Potensi Indonesia di dunia kripto yang begitu besar, memang sayang untuk dilewatkan. Tapi bukan sekadar urusan cuan dan laba, tentu. Ini urusan perlindungan pemerintah terhadap warganya. Pada 2020, nilai transaksi aset kripto di Indonesia tercatat sebesar Rp64,9 triliun. Hanya satu tahun kemudian, per Desember 2021, angkanya melonjak sangat signifikan menjadi Rp859,4 triliun, dengan jumlah investor tercatat mencapai 12,5 juta pengguna.

Dengan potensi itu, wajar bila Kemendag berharap Indonesia segera memiliki bursa kripto yang lebih canggih, yang bisa melindungi pelaku kripto, baik dari sisi konsumen, trader dan developer koin atau token.

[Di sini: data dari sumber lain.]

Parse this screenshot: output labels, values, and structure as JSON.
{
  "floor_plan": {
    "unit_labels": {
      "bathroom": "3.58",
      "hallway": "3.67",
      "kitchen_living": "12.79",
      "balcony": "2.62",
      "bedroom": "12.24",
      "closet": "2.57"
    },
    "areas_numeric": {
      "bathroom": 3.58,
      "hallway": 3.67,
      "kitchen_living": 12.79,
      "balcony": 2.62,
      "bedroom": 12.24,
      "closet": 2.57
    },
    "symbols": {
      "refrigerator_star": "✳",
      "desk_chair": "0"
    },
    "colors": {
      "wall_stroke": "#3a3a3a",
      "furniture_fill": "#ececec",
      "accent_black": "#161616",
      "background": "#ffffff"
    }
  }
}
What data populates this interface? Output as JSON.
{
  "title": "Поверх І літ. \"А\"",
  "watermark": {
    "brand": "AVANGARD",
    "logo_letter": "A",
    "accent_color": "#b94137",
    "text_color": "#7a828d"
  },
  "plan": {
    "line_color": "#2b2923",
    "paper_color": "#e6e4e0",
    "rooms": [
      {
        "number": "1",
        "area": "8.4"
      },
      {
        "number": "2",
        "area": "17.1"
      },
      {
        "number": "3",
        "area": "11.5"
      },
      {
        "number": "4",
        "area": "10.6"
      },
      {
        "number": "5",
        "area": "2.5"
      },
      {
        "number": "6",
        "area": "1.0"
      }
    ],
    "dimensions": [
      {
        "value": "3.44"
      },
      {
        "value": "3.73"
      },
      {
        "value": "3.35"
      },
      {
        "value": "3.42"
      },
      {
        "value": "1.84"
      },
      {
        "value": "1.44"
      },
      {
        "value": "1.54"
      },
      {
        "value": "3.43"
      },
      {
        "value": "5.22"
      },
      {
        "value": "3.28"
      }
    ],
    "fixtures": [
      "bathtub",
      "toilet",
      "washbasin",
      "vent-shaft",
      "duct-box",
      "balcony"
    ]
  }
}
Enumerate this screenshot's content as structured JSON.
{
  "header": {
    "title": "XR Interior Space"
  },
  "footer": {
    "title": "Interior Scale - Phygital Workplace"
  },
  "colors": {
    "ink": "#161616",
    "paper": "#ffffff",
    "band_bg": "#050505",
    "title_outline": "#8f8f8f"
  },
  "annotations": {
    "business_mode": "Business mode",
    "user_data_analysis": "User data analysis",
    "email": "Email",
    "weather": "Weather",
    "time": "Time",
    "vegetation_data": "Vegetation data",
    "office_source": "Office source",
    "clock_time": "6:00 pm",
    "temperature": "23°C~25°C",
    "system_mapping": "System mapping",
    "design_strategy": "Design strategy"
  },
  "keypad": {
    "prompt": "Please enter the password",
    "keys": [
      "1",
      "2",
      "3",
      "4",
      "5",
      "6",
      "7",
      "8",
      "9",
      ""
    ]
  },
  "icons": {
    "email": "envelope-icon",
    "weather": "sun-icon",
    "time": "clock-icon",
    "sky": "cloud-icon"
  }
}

Konsep ini penting, karena hanya dengan memberikan kepastian dan perlindungan untuk semua maka industri kripto Indonesia bisa maju.

Di sinilah tepatnya Indonesia mengedepankan Bappebti. Mereka telah menyiapkan infrastruktur esensial. Paling tidak, ada bursa kripto, lembaga kliring, dan pengelola tempat penyimpanan aset kripto untuk mendukung ekosistem perdagangan fisik aset kripto Indonesia.

Semoga dengan itu masyarakat investor Indonesia bisa menjadi investor berpikiran terbuka. Investor yang mengedepankan sikap prudent, rasional dan penuh kehati-hatian. Investor yang tidak gampang dirasuki sifat serakah dan rakus. Bukan para true believer-nya Gordon Gekko, tokoh tamak dalam film ‘Wallstreet’ yang diperankan Michael Douglas. “Greed is good,” katanya. Dan kita tahu, itu semata kebohongan.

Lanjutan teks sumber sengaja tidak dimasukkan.